To see and take advantage of these opportunities, we must suspend the traditional distinction between B2B and B2C customers. In the world of cocreation, we have to imagine every individual who interacts with the company as a “consumer,” whether that individual is a forklift operator, a pilot, a design engineer, a beautician, a clinical researcher, an instructor, a contractor, a paralegal or a civic worker. This perspective forces us to discard the artificial distinctions among enterprises and households. Furthermore, historically we have started with “B”?our business?and not the individual consumer. This company-centric view of value creation is deep-rooted, as it has been the very foundation of competition in the industrial era.

The New Frame of Reference

If the consumer and the firm cocreate value, then the cocreation experience becomes the very basis of value. This suggests new capabilities for firms.

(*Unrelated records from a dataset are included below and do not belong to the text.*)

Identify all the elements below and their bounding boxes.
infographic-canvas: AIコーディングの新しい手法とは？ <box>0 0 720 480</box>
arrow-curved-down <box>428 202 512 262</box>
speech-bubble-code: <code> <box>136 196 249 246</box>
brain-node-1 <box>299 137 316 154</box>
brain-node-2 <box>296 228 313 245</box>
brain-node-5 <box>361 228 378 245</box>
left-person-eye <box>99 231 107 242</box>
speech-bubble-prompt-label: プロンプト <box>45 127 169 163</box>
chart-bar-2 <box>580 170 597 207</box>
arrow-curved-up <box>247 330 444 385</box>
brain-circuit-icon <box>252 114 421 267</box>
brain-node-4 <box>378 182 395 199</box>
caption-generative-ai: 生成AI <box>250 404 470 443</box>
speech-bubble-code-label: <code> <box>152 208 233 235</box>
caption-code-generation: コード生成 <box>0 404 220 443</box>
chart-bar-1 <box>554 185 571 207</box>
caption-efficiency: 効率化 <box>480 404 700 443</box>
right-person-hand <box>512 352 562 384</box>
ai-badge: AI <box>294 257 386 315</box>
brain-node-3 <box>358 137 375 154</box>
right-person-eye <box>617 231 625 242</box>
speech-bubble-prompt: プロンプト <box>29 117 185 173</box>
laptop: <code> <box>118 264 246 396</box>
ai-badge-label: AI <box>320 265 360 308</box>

Managers must attend to the quality of cocreation experiences, not just to the quality of the firm’s products and processes. Quality depends on the infrastructure for interaction between companies and consumers, oriented around the capacity to create a variety of experiences. The firm must efficiently innovate “experience environments” that enable a diversity of cocreation experiences. It must build a flexible “experience network” that allows individuals to coconstruct and personalize their experiences. Eventually, the roles of the company and the consumer converge toward a unique cocreation experience, or an “experience of one.”

Notice what cocreation is not. It is neither the transfer nor outsourcing of activities to customers, nor a marginal customization of products and services. Nor is it a scripting or staging of customer events around the firm’s various offerings. That kind of company-customer interaction no longer satisfies most consumers today.

The change that we are describing is far more fundamental. It involves the cocreation of value through personalized interactions that are meaningful and sensitive to a specific consumer. The cocreation experience (not the offering) is the basis of unique value for each individual. The market begins to resemble a forum organized around individuals and their cocreation experiences rather than around passive pockets of demand for the firm’s offerings.

Recognizing that the traditional system is becoming obsolete, many firms are already testing new business assumptions, preparing to compete on the basis of those personalized cocreation experiences that result in value truly unique to each individual.